By The Washington Post · Jay Greene
The software giant, which announced the initiative at a news conference at its Redmond headquarters, also plans to remove all the carbon emissions it has generated since its founding in 1975 by 2050.
"The scientific consensus is clear," Microsoft chief executive Satya Nadella said at an event Thursday morning at Microsoft's headquarters. "The world today is confronted with an urgent carbon crisis. Each of us is going to need to take action, and that includes business."
Microsoft's initiative goes a few steps beyond what crosstown rival Amazon announced in September. The e-commerce giant, which competes with Microsoft in the booming business of cloud computing, said at the time it would implement strategies to be at net zero emissions - removing as much carbon as it produces - throughout its business by 2040.
Working to remove carbon emissions to prevent further global warming is "far and away the biggest challenge, I think, that humanity has ever been presented with," Microsoft President Brad Smith said in a meeting with journalists Monday in New York.
Microsoft's Smith credited Amazon, but noted that Microsoft's ambitions for addressing climate change are bolder. "They said they'll be carbon-neutral by 2040. We've said we'll be carbon-negative by 2030," Smith said. "They've said they'll have 100 percent renewable energy for their data centers by 2030. We've said we'll do that by 2025."
(Amazon chief executive Jeff Bezos owns The Washington Post.)
One point on which Microsoft and Amazon are aligned is that they both will continue to provide artificial intelligence and machine learning technology to energy companies to help them better pinpoint oil deposits for extraction.
Activist employees at Amazon have protested their employer's work with energy companies, so much so that a lawyer in the company's human resources group raised the possibility of termination if they didn't adhere to its external communications policy. Last month, an anonymous author who claimed to work for Microsoft lamented the company's work with energy firms in an article in Logic Magazine. The author recounted a work trip to Kazakhstan to help the state-owned energy company work with Chevron to extract oil from a field near the city of Atyrau.
"Microsoft executives aren't going to give up on the billions of dollars to be made from Big Oil, especially if it helps them win more of the coveted cloud market," the author wrote.
Microsoft declined to comment on the article, but Smith said in an interview Thursday that the company intends to continue working with oil and gas companies, in part to help them move to cleaner forms of energy.
"We are a company that wants to solve problems by working with people and by helping them make the transitions the world needs to make, rather than by cutting them off and denying them tech writ large," Smith said.
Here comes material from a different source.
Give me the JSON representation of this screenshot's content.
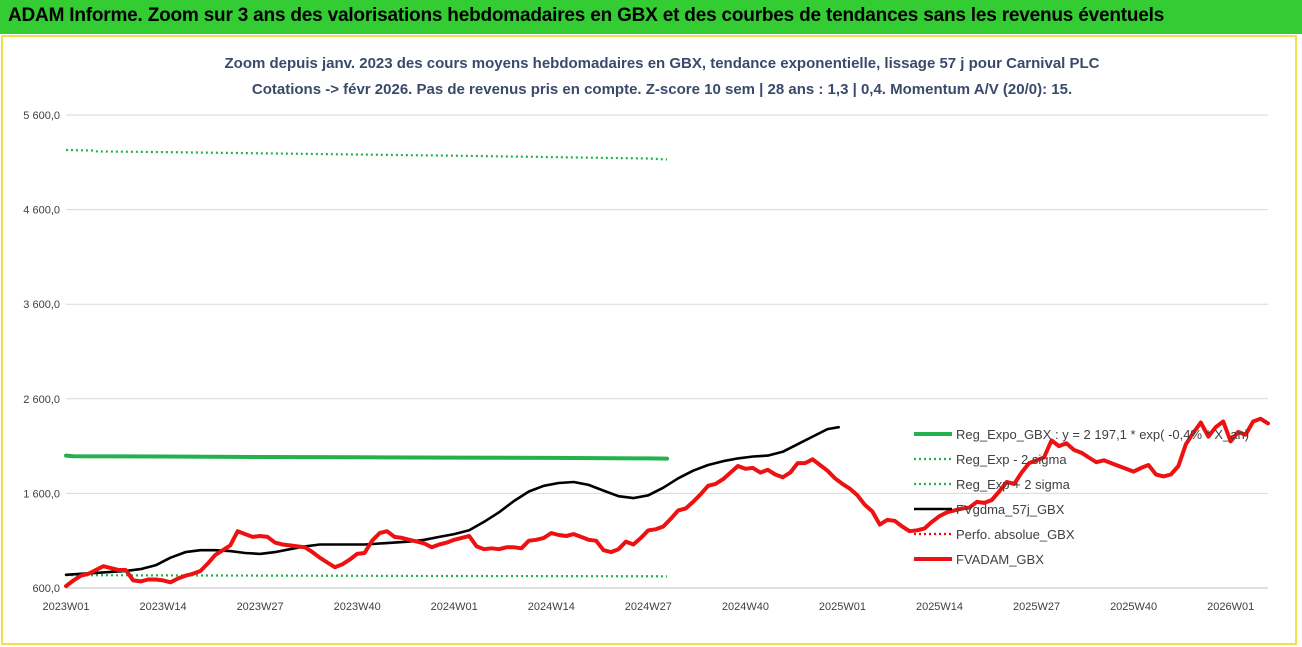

Microsoft previously pledged to continue working with the U.S. military after some employees protested some contracts with Pentagon, saying it wanted to be part of the discussion about using technology responsibly. Microsoft applied the same logic to its decision to work with oil and gas companies.
"We are consistent philosophically, especially when it's a vertical sector that can be part of a solution," Smith said.
In working toward being carbon-negative by 2030, Microsoft is counting emissions it produces, such as exhaust from its fleet of cars and trucks, as well as emissions it indirectly causes, such as those that come from electricity it uses, the production of the materials in its buildings, and the power customers consume when using its products, such as the Xbox game console. But Microsoft won't count the emissions from energy produced by oil and gas companies that its technology helped find.
To achieve its goal, Microsoft plans to have its entire fleet of vehicles run on electric power by 2030. It will adopt so-called negative emission technologies including soil carbon sequestration and bioenergy with carbon capture and storage to remove emissions it's created. The company also committed to investing $1 billion over the next four years in new technologies to help address the climate change crisis.
And while Microsoft said it will continue to disclose its carbon footprint, Smith said the company hasn't committed to an independent audit of the progress against its goals. The company will push for better standards to measure and report carbon emissions and removal.
"Whether it actually needs to be audited, we'll see," Smith said.
He declined to disclose the cost of the new carbon-reduction initiative.
Other tech giants have dialed up efforts to reduce their emissions, including Apple, which last spring said that 21 manufacturers in its supply chain vowed to obtain all their electricity from renewable sources, a number the company now says is up to 44.